If I store a puzzle as a string like:
".........4...56.....6...95..4...8....925..8.15..19.4.23...7..9.6.9.....8.8....1.."
it will have 81 chars and be 162 bytes with default UTF-16 encoding. That’s 3.2mb of data in total.
Another option is to store a puzzle as an array of 9 (64-bit) numbers, like:
[
000000000,
000800050,
810020304,
380001060,
600009007,
004000000,
500400002,
400000000,
762005900
]
That is 72 bytes per puzzle, or 1.4mb total.
What better ways are there to store sudokus?
2
Answers
The raw file size isn’t all that huge compared to modern media so you might want to think about how small does it really need to be. Pure text based you can swap .. for : use other symbols for longer runs and also / for blanks to end of line. Take a look at FEN chess puzzle encoding for inspiration.
Provided that your Sudoku puzzles will all have one unique correct answer you don’t need to store the solutions at all! A fairly simple bitwise logic algorithm will solve clean Sudoku puzzles which have just one unique solution. They get stuck if there is a loop of values that could be either A or B and either choice is good or an unresolved loop A,B,C where only one choice is good. That can be programmed around but handling ambiguous special cases can get complicated.
Since you need to store 10 states per cell BCD decimal would be an obvious natural choice if you wanted to choose a machine supported format. That gets you down to 40.5 bytes per puzzle with a simple fixed length record (or 81 bytes to store a puzzle solution pair if that is really what you want to do).
If you are prepared to work a bit harder you could store them as 9x uint32 in 36 bytes with the digit position being significant (so 72 bytes per pair). You would have to be careful to rotate them so that no digits above 3 occur in the leading digit position though!

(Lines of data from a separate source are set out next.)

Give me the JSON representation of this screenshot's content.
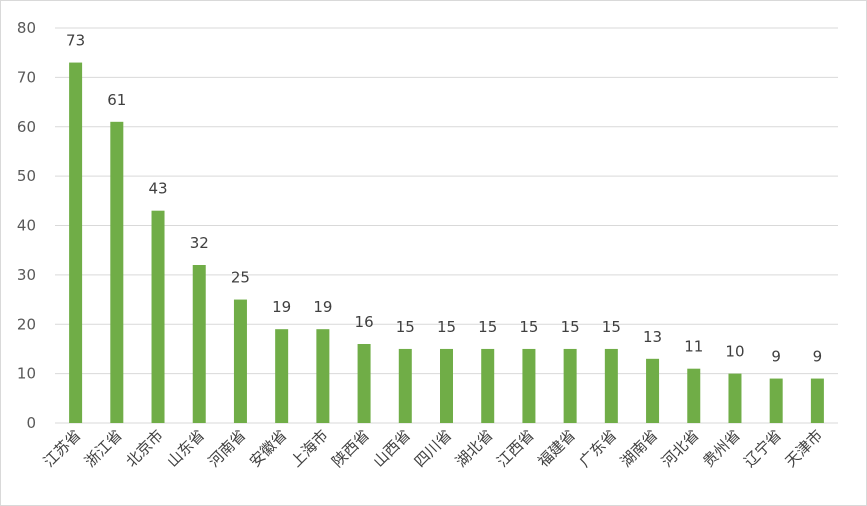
{
  "chart_data": {
    "type": "bar",
    "categories": [
      "江苏省",
      "浙江省",
      "北京市",
      "山东省",
      "河南省",
      "安徽省",
      "上海市",
      "陕西省",
      "山西省",
      "四川省",
      "湖北省",
      "江西省",
      "福建省",
      "广东省",
      "湖南省",
      "河北省",
      "贵州省",
      "辽宁省",
      "天津市"
    ],
    "values": [
      73,
      61,
      43,
      32,
      25,
      19,
      19,
      16,
      15,
      15,
      15,
      15,
      15,
      15,
      13,
      11,
      10,
      9,
      9
    ],
    "ylim": [
      0,
      80
    ],
    "yticks": [
      0,
      10,
      20,
      30,
      40,
      50,
      60,
      70,
      80
    ],
    "grid": true,
    "legend": "none",
    "data_labels": true,
    "colors": {
      "bar": "#70ad47",
      "grid": "#d9d9d9",
      "axis": "#d9d9d9"
    }
  }
}
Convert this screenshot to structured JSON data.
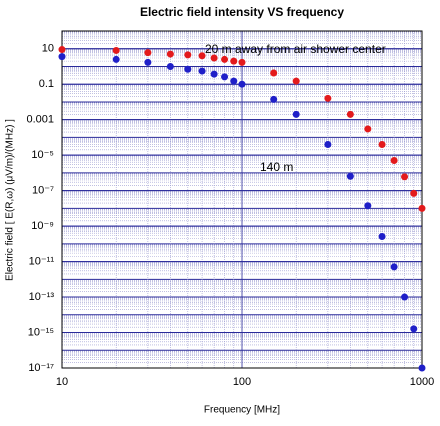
{
  "chart_data": {
    "type": "scatter",
    "title": "Electric field intensity VS frequency",
    "x_label": "Frequency [MHz]",
    "y_label": "Electric field [ E(R,ω) (μV/m)/(MHz) ]",
    "annotations": [
      "20 m away from air shower center",
      "140 m"
    ],
    "log_x": true,
    "log_y": true,
    "grid": true,
    "xlim": [
      10,
      1000
    ],
    "xticks": [
      10,
      100,
      1000
    ],
    "ylim": [
      1e-17,
      100
    ],
    "yticks": [
      {
        "value": 1e-17,
        "label": "10⁻¹⁷"
      },
      {
        "value": 1e-15,
        "label": "10⁻¹⁵"
      },
      {
        "value": 1e-13,
        "label": "10⁻¹³"
      },
      {
        "value": 1e-11,
        "label": "10⁻¹¹"
      },
      {
        "value": 1e-09,
        "label": "10⁻⁹"
      },
      {
        "value": 1e-07,
        "label": "10⁻⁷"
      },
      {
        "value": 1e-05,
        "label": "10⁻⁵"
      },
      0.001,
      0.1,
      10
    ],
    "x": [
      10,
      20,
      30,
      40,
      50,
      60,
      70,
      80,
      90,
      100,
      150,
      200,
      300,
      400,
      500,
      600,
      700,
      800,
      900,
      1000
    ],
    "series": [
      {
        "name": "20 m",
        "color": "#e31a1c",
        "values": [
          9,
          8,
          6,
          5,
          4.5,
          4,
          3,
          2.5,
          2,
          1.7,
          0.43,
          0.15,
          0.016,
          0.002,
          0.0003,
          4e-05,
          5e-06,
          6e-07,
          7e-08,
          1e-08
        ]
      },
      {
        "name": "140 m",
        "color": "#1f1fc8",
        "values": [
          3.6,
          2.5,
          1.7,
          1.0,
          0.7,
          0.55,
          0.37,
          0.26,
          0.15,
          0.1,
          0.014,
          0.002,
          4e-05,
          6.5e-07,
          1.4e-08,
          2.6e-10,
          5e-12,
          1e-13,
          1.6e-15,
          1e-17
        ]
      }
    ]
  }
}
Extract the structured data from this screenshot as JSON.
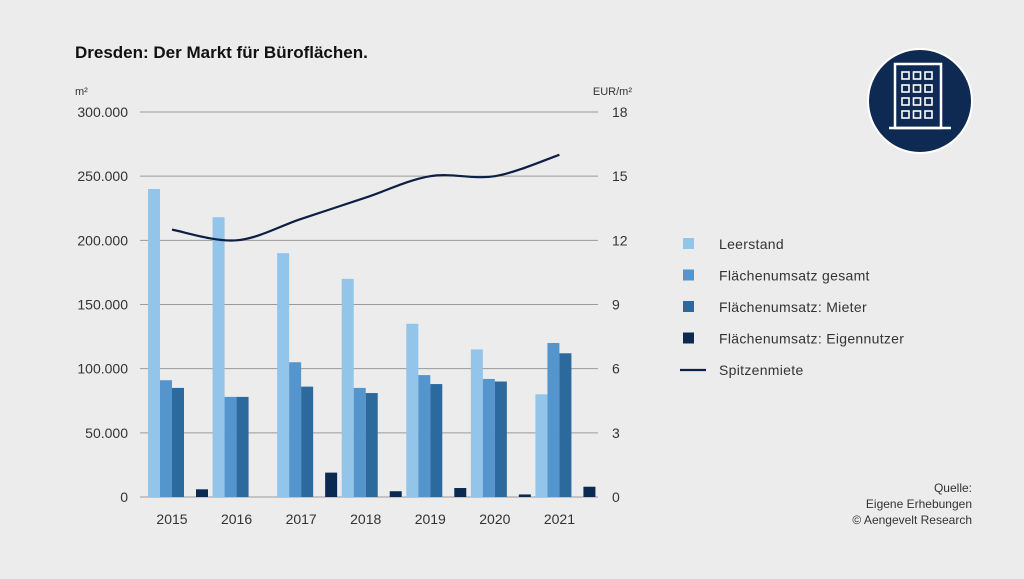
{
  "colors": {
    "background": "#ececec",
    "leerstand": "#93c4ea",
    "gesamt": "#5595cd",
    "mieter": "#2c6a9e",
    "eigennutzer": "#0b2a52",
    "spitzenmiete": "#0d1f45",
    "icon_bg": "#0f2a52"
  },
  "icon": "office-building-icon",
  "source": {
    "line1": "Quelle:",
    "line2": "Eigene Erhebungen",
    "line3": "© Aengevelt Research"
  },
  "chart_data": {
    "type": "bar",
    "title": "Dresden: Der Markt für Büroflächen.",
    "ylabel_left": "m²",
    "ylabel_right": "EUR/m²",
    "ylim_left": [
      0,
      300000
    ],
    "ylim_right": [
      0,
      18
    ],
    "yticks_left": [
      "0",
      "50.000",
      "100.000",
      "150.000",
      "200.000",
      "250.000",
      "300.000"
    ],
    "yticks_right": [
      "0",
      "3",
      "6",
      "9",
      "12",
      "15",
      "18"
    ],
    "grid": true,
    "legend_position": "right",
    "categories": [
      "2015",
      "2016",
      "2017",
      "2018",
      "2019",
      "2020",
      "2021"
    ],
    "series": [
      {
        "name": "Leerstand",
        "type": "bar",
        "axis": "left",
        "values": [
          240000,
          218000,
          190000,
          170000,
          135000,
          115000,
          80000
        ]
      },
      {
        "name": "Flächenumsatz gesamt",
        "type": "bar",
        "axis": "left",
        "values": [
          91000,
          78000,
          105000,
          85000,
          95000,
          92000,
          120000
        ]
      },
      {
        "name": "Flächenumsatz: Mieter",
        "type": "bar",
        "axis": "left",
        "values": [
          85000,
          78000,
          86000,
          81000,
          88000,
          90000,
          112000
        ]
      },
      {
        "name": "Flächenumsatz: Eigennutzer",
        "type": "bar",
        "axis": "left",
        "values": [
          6000,
          0,
          19000,
          4500,
          7000,
          2000,
          8000
        ]
      },
      {
        "name": "Spitzenmiete",
        "type": "line",
        "axis": "right",
        "values": [
          12.5,
          12.0,
          13.0,
          14.0,
          15.0,
          15.0,
          16.0
        ]
      }
    ]
  }
}
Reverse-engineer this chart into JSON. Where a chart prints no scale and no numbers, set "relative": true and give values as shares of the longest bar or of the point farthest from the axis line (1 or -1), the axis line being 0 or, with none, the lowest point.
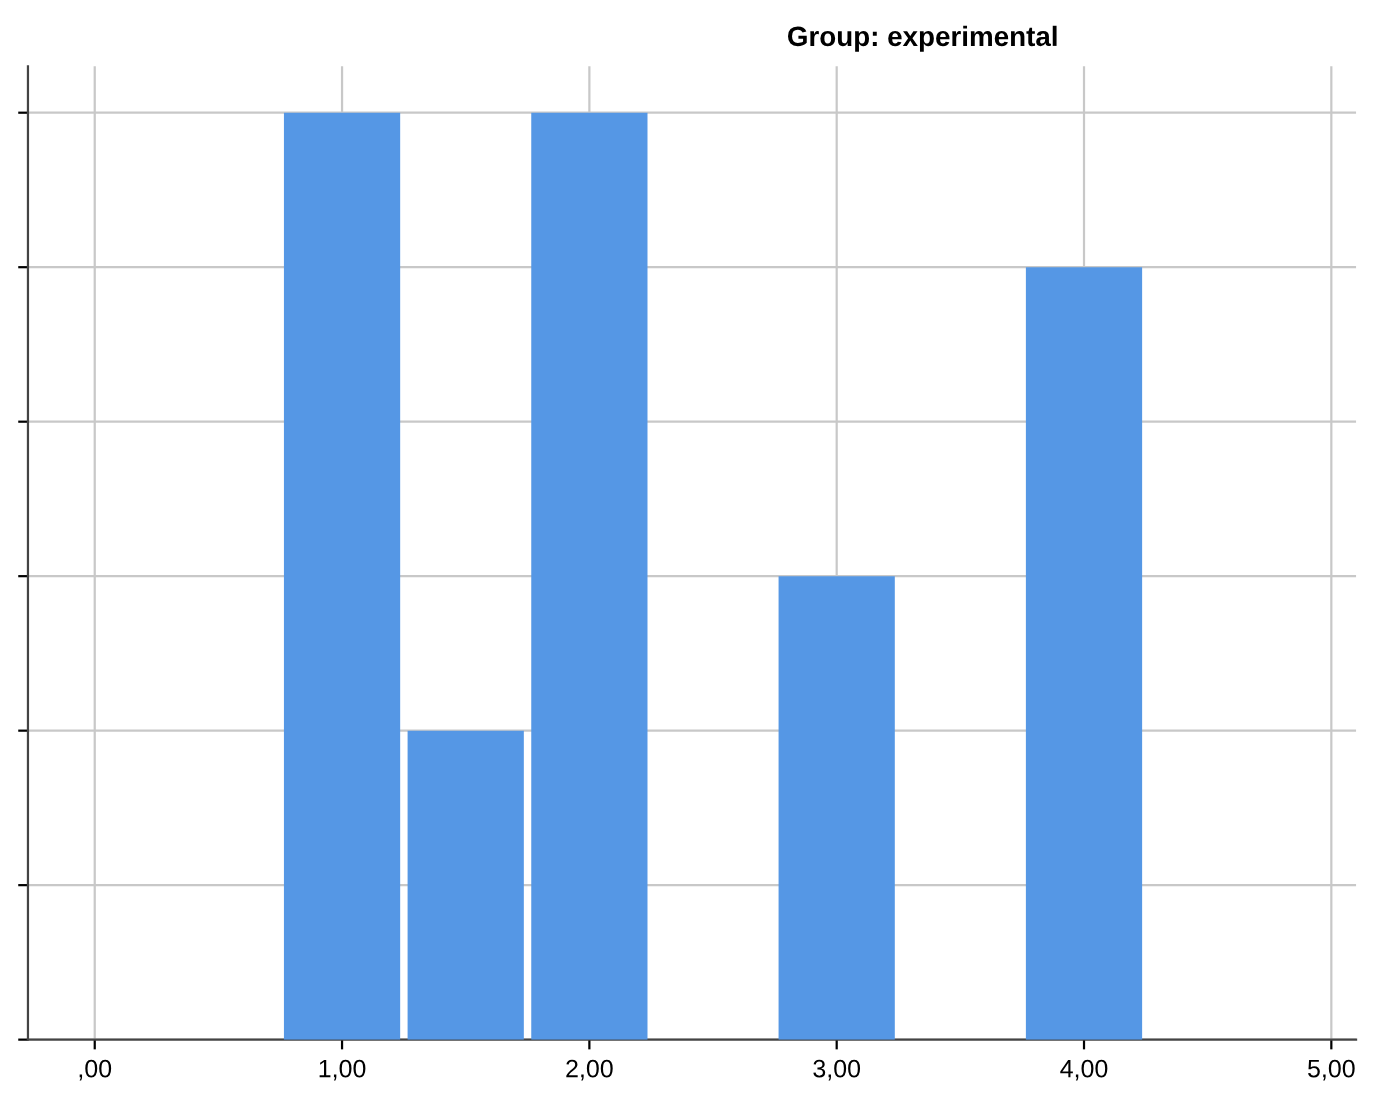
{
  "chart_data": {
    "type": "bar",
    "title": "Group: experimental",
    "relative": true,
    "x": [
      1,
      1.5,
      2,
      3,
      4
    ],
    "values": [
      1,
      0.3333,
      1,
      0.5,
      0.8333
    ],
    "color": "#5597e5",
    "grid": true,
    "tick_labels": "x",
    "xlim": [
      -0.27,
      5.1
    ],
    "xticks": [
      {
        "value": 0,
        "label": ",00"
      },
      {
        "value": 1,
        "label": "1,00"
      },
      {
        "value": 2,
        "label": "2,00"
      },
      {
        "value": 3,
        "label": "3,00"
      },
      {
        "value": 4,
        "label": "4,00"
      },
      {
        "value": 5,
        "label": "5,00"
      }
    ]
  }
}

After that then you are into compression and there isn’t much that can be done with the solutions as they will have same frequency of every symbol and in random orders. The start positions will a priori have an insanely large number of blanks so you can exploit this and encode it as a single 0 bit and then allocate 1bbbb (or you could Huffman code it) but my guess is that the frequency of symbols 1 through 9 will be very similar. That should get the typical puzzle down to about 16 bytes or so.
I think uint32 might be the least painful way and not human readable but beware of overflowing maxint!
Each 3×3 square has a permutation of all 9 digits, and there are only 362880 of those, and that fits in 19 bits. Each digit may be shown in the puzzle or not, so you need one more bit for each of them, for a total of 28 bits.
Since strings in JavaScript are stored in UTF-16, you need two characters to store 28 bits, so you can fit each 3×3 square into 2 characters. That’s 18 characters per puzzle, or 36 bytes each, in a format that’s pretty easy to deal with.